This R package provides a programmatic interface to the Bacterial Diversity Metadatabase of the DSMZ (German Collection of Microorganisms and Cell Cultures). BacDiveR helps you improve your research on bacteria and archaea by providing access to “structured information on […] their taxonomy, morphology, physiology, cultivation, geographic origin, application, interaction” and more (Söhngen et al. 2016). Specifically, you can:

  • download the BacDive data you need for offline investigation, and

  • document your searchers and downloads in .R scripts, .Rmd files, etc.

Thus, BacDiveR can be the basis for a reproducible data analysis pipeline. See TIBHannover.GitHub.io/BacDiveR for more details, /news there for the changelog, and GitHub.com/TIBHannover/BacDiveR for the latest source code.

It was also built to serve as a demonstration object during TIB’s “FAIR Data & Software” workshop.

Installation

  1. Because the BacDive Web Service requires registration please do that first and wait for DSMZ staff to grant you access.

  2. Once you have your login credentials, install the latest BacDiveR release from GitHub with: if(!require('devtools')) install.packages('devtools'); devtools::install_github('TIBHannover/BacDiveR').

  3. After installing, follow the instructions on the console to save your login credentials locally and restart R(Studio) or run usethis::edit_r_environ() and ensure it contains the following:

BacDive_email=your.email@provider.org
BacDive_password=YOUR_20_char_password

In the examples and vignettes, the data retrieval will only work if your login credentials are correct in themselves (no typos) and were correctly saved. Console output like "{\"detail\": \"Invalid username/password\"}", or Error: $ operator is invalid for atomic vectors indicates that either the login credentials are incorrect, or the .Renviron file.

How to use

There are two main functions: retrieve_data() and retrieve_search_results(). Please click on their names to read their docu, and find real-life examples in the vignettes “BacDive-ing in” and “Pre-Configuring Advanced Searches”.

How to cite

Best execute citation('BacDiveR') in the R console and use its output because that ensures you are citing exactly the installed version.

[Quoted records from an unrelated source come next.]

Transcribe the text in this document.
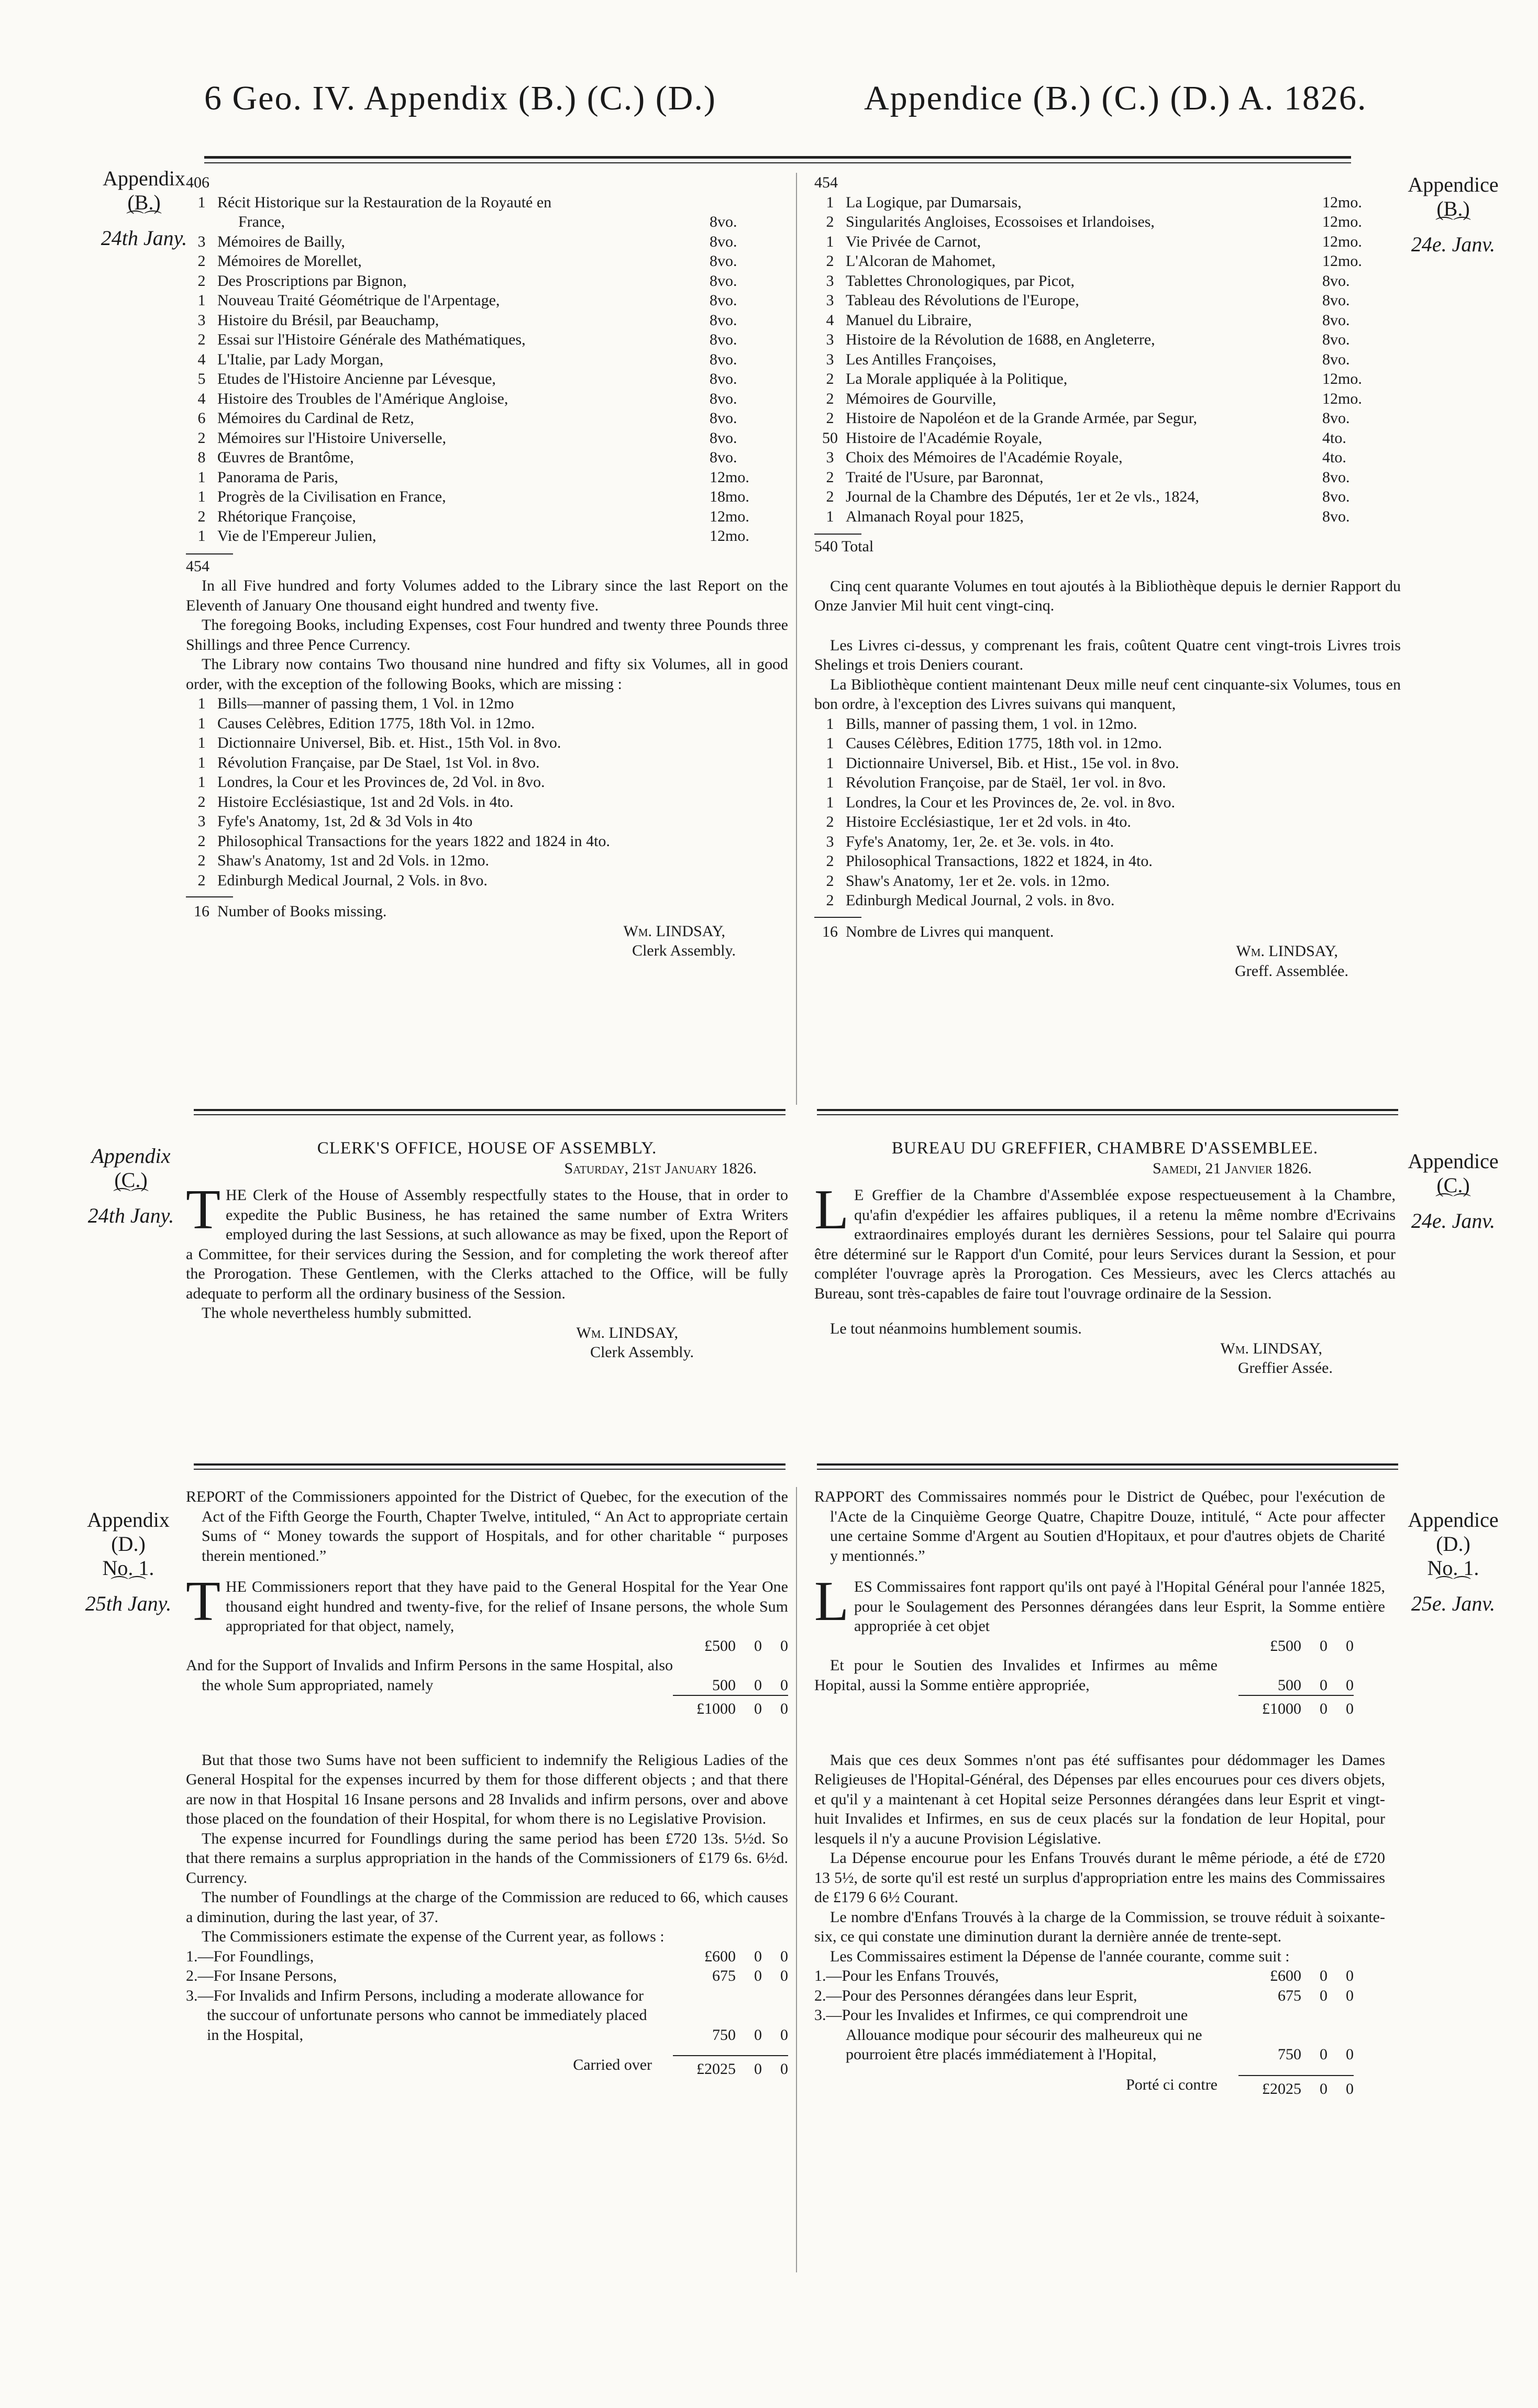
6 Geo. IV. Appendix (B.) (C.) (D.)	Appendice (B.) (C.) (D.) A. 1826.
Appendix
(B.)
⌒⌒
24th Jany.
Appendice
(B.)
⌒⌒
24e. Janv.
Appendix
(C.)
⌒⌒
24th Jany.
Appendice
(C.)
⌒⌒
24e. Janv.
Appendix
(D.)
No. 1.
⌒⌒
25th Jany.
Appendice
(D.)
No. 1.
⌒⌒
25e. Janv.
406
1 Récit Historique sur la Restauration de la Royauté en
France,	8vo.
3 Mémoires de Bailly,	8vo.
2 Mémoires de Morellet,	8vo.
2 Des Proscriptions par Bignon,	8vo.
1 Nouveau Traité Géométrique de l'Arpentage,	8vo.
3 Histoire du Brésil, par Beauchamp,	8vo.
2 Essai sur l'Histoire Générale des Mathématiques,	8vo.
4 L'Italie, par Lady Morgan,	8vo.
5 Etudes de l'Histoire Ancienne par Lévesque,	8vo.
4 Histoire des Troubles de l'Amérique Angloise,	8vo.
6 Mémoires du Cardinal de Retz,	8vo.
2 Mémoires sur l'Histoire Universelle,	8vo.
8 Œuvres de Brantôme,	8vo.
1 Panorama de Paris,	12mo.
1 Progrès de la Civilisation en France,	18mo.
2 Rhétorique Françoise,	12mo.
1 Vie de l'Empereur Julien,	12mo.
454

In all Five hundred and forty Volumes added to the Library since the last Report on the Eleventh of January One thousand eight hundred and twenty five.

The foregoing Books, including Expenses, cost Four hundred and twenty three Pounds three Shillings and three Pence Currency.

The Library now contains Two thousand nine hundred and fifty six Volumes, all in good order, with the exception of the following Books, which are missing :

1 Bills—manner of passing them, 1 Vol. in 12mo
1 Causes Celèbres, Edition 1775, 18th Vol. in 12mo.
1 Dictionnaire Universel, Bib. et. Hist., 15th Vol. in 8vo.
1 Révolution Française, par De Stael, 1st Vol. in 8vo.
1 Londres, la Cour et les Provinces de, 2d Vol. in 8vo.
2 Histoire Ecclésiastique, 1st and 2d Vols. in 4to.
3 Fyfe's Anatomy, 1st, 2d & 3d Vols in 4to
2 Philosophical Transactions for the years 1822 and 1824 in 4to.
2 Shaw's Anatomy, 1st and 2d Vols. in 12mo.
2 Edinburgh Medical Journal, 2 Vols. in 8vo.
16 Number of Books missing.
Wm. LINDSAY,
Clerk Assembly.
454
1 La Logique, par Dumarsais,	12mo.
2 Singularités Angloises, Ecossoises et Irlandoises,	12mo.
1 Vie Privée de Carnot,	12mo.
2 L'Alcoran de Mahomet,	12mo.
3 Tablettes Chronologiques, par Picot,	8vo.
3 Tableau des Révolutions de l'Europe,	8vo.
4 Manuel du Libraire,	8vo.
3 Histoire de la Révolution de 1688, en Angleterre,	8vo.
3 Les Antilles Françoises,	8vo.
2 La Morale appliquée à la Politique,	12mo.
2 Mémoires de Gourville,	12mo.
2 Histoire de Napoléon et de la Grande Armée, par Segur,	8vo.
50 Histoire de l'Académie Royale,	4to.
3 Choix des Mémoires de l'Académie Royale,	4to.
2 Traité de l'Usure, par Baronnat,	8vo.
2 Journal de la Chambre des Députés, 1er et 2e vls., 1824,	8vo.
1 Almanach Royal pour 1825,	8vo.
540 Total

Cinq cent quarante Volumes en tout ajoutés à la Bibliothèque depuis le dernier Rapport du Onze Janvier Mil huit cent vingt-cinq.

Les Livres ci-dessus, y comprenant les frais, coûtent Quatre cent vingt-trois Livres trois Shelings et trois Deniers courant.

La Bibliothèque contient maintenant Deux mille neuf cent cinquante-six Volumes, tous en bon ordre, à l'exception des Livres suivans qui manquent,

1 Bills, manner of passing them, 1 vol. in 12mo.
1 Causes Célèbres, Edition 1775, 18th vol. in 12mo.
1 Dictionnaire Universel, Bib. et Hist., 15e vol. in 8vo.
1 Révolution Françoise, par de Staël, 1er vol. in 8vo.
1 Londres, la Cour et les Provinces de, 2e. vol. in 8vo.
2 Histoire Ecclésiastique, 1er et 2d vols. in 4to.
3 Fyfe's Anatomy, 1er, 2e. et 3e. vols. in 4to.
2 Philosophical Transactions, 1822 et 1824, in 4to.
2 Shaw's Anatomy, 1er et 2e. vols. in 12mo.
2 Edinburgh Medical Journal, 2 vols. in 8vo.
16 Nombre de Livres qui manquent.
Wm. LINDSAY,
Greff. Assemblée.
CLERK'S OFFICE, HOUSE OF ASSEMBLY.
Saturday, 21st January 1826.
T HE Clerk of the House of Assembly respectfully states to the House, that in order to expedite the Public Business, he has retained the same number of Extra Writers employed during the last Sessions, at such allowance as may be fixed, upon the Report of a Committee, for their services during the Session, and for completing the work thereof after the Prorogation. These Gentlemen, with the Clerks attached to the Office, will be fully adequate to perform all the ordinary business of the Session.

The whole nevertheless humbly submitted.

Wm. LINDSAY,
Clerk Assembly.
BUREAU DU GREFFIER, CHAMBRE D'ASSEMBLEE.
Samedi, 21 Janvier 1826.
L E Greffier de la Chambre d'Assemblée expose respectueusement à la Chambre, qu'afin d'expédier les affaires publiques, il a retenu la même nombre d'Ecrivains extraordinaires employés durant les dernières Sessions, pour tel Salaire qui pourra être déterminé sur le Rapport d'un Comité, pour leurs Services durant la Session, et pour compléter l'ouvrage après la Prorogation. Ces Messieurs, avec les Clercs attachés au Bureau, sont très-capables de faire tout l'ouvrage ordinaire de la Session.

Le tout néanmoins humblement soumis.

Wm. LINDSAY,
Greffier Assée.

REPORT of the Commissioners appointed for the District of Quebec, for the execution of the Act of the Fifth George the Fourth, Chapter Twelve, intituled, “ An Act to appropriate certain Sums of “ Money towards the support of Hospitals, and for other charitable “ purposes therein mentioned.”

T HE Commissioners report that they have paid to the General Hospital for the Year One thousand eight hundred and twenty-five, for the relief of Insane persons, the whole Sum appropriated for that object, namely,

£500	0	0

And for the Support of Invalids and Infirm Persons in the same Hospital, also the whole Sum appropriated, namely	500	0	0
£1000	0	0

But that those two Sums have not been sufficient to indemnify the Religious Ladies of the General Hospital for the expenses incurred by them for those different objects ; and that there are now in that Hospital 16 Insane persons and 28 Invalids and infirm persons, over and above those placed on the foundation of their Hospital, for whom there is no Legislative Provision.

The expense incurred for Foundlings during the same period has been £720 13s. 5½d. So that there remains a surplus appropriation in the hands of the Commissioners of £179 6s. 6½d. Currency.

The number of Foundlings at the charge of the Commission are reduced to 66, which causes a diminution, during the last year, of 37.

The Commissioners estimate the expense of the Current year, as follows :

1.—For Foundlings,	£600	0	0
2.—For Insane Persons,	675	0	0
3.—For Invalids and Infirm Persons, including a moderate allowance for the succour of unfortunate persons who cannot be immediately placed in the Hospital,	750	0	0
Carried over	£2025	0	0

RAPPORT des Commissaires nommés pour le District de Québec, pour l'exécution de l'Acte de la Cinquième George Quatre, Chapitre Douze, intitulé, “ Acte pour affecter une certaine Somme d'Argent au Soutien d'Hopitaux, et pour d'autres objets de Charité y mentionnés.”

L ES Commissaires font rapport qu'ils ont payé à l'Hopital Général pour l'année 1825, pour le Soulagement des Personnes dérangées dans leur Esprit, la Somme entière appropriée à cet objet

£500	0	0

Et pour le Soutien des Invalides et Infirmes au même Hopital, aussi la Somme entière appropriée,	500	0	0
£1000	0	0

Mais que ces deux Sommes n'ont pas été suffisantes pour dédommager les Dames Religieuses de l'Hopital-Général, des Dépenses par elles encourues pour ces divers objets, et qu'il y a maintenant à cet Hopital seize Personnes dérangées dans leur Esprit et vingt-huit Invalides et Infirmes, en sus de ceux placés sur la fondation de leur Hopital, pour lesquels il n'y a aucune Provision Législative.

La Dépense encourue pour les Enfans Trouvés durant le même période, a été de £720 13 5½, de sorte qu'il est resté un surplus d'appropriation entre les mains des Commissaires de £179 6 6½ Courant.

Le nombre d'Enfans Trouvés à la charge de la Commission, se trouve réduit à soixante-six, ce qui constate une diminution durant la dernière année de trente-sept.

Les Commissaires estiment la Dépense de l'année courante, comme suit :

1.—Pour les Enfans Trouvés,	£600	0	0
2.—Pour des Personnes dérangées dans leur Esprit,	675	0	0
3.—Pour les Invalides et Infirmes, ce qui comprendroit une Allouance modique pour sécourir des malheureux qui ne pourroient être placés immédiatement à l'Hopital,	750	0	0
Porté ci contre	£2025	0	0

You can also use the Cite as or Export options on the appropriate Zenodo record. If you want to import this GitHub repo’s metadata into a reference manager directly, I recommend Zotero and its GitHub translator. Please double-check, that the citation refers to the same version number that you ran your analysis with.

When using BibTeX, you may want to try changing the item type from to @Software ;-) Support for that is being worked on.

Don’t forget to also cite BacDive itself whenever you used their data, regardless of access method.

How to contribute: See CONTRIBUTING.md file.

Known issues: See bugs and ADRs.

Similar tools

These seem to scrape all data, instead of retrieving specific datasets.

References

  • Söhngen, Bunk, Podstawka, Gleim, Overmann. 2014. “BacDive — the Bacterial Diversity Metadatabase.” Nucleic Acids Research 42 (D1): D592–D599. doi:10.1093/nar/gkt1058.

  • Söhngen, Podstawka, Bunk, Gleim, Vetcininova, Reimer, Ebeling, Pendarovski, Overmann. 2016. “BacDive – the Bacterial Diversity Metadatabase in 2016.” Nucleic Acids Research 44 (D1): D581–D585. doi:10.1093/nar/gkv983.

  • Reimer, Vetcininova, Carbasse, Söhngen, Gleim, Ebeling, Overmann. 2018. “BacDive in 2019: Bacterial Phenotypic Data for High-Throughput Biodiversity Analysis” Nucleic Acids Research doi:10.1093/nar/gky879.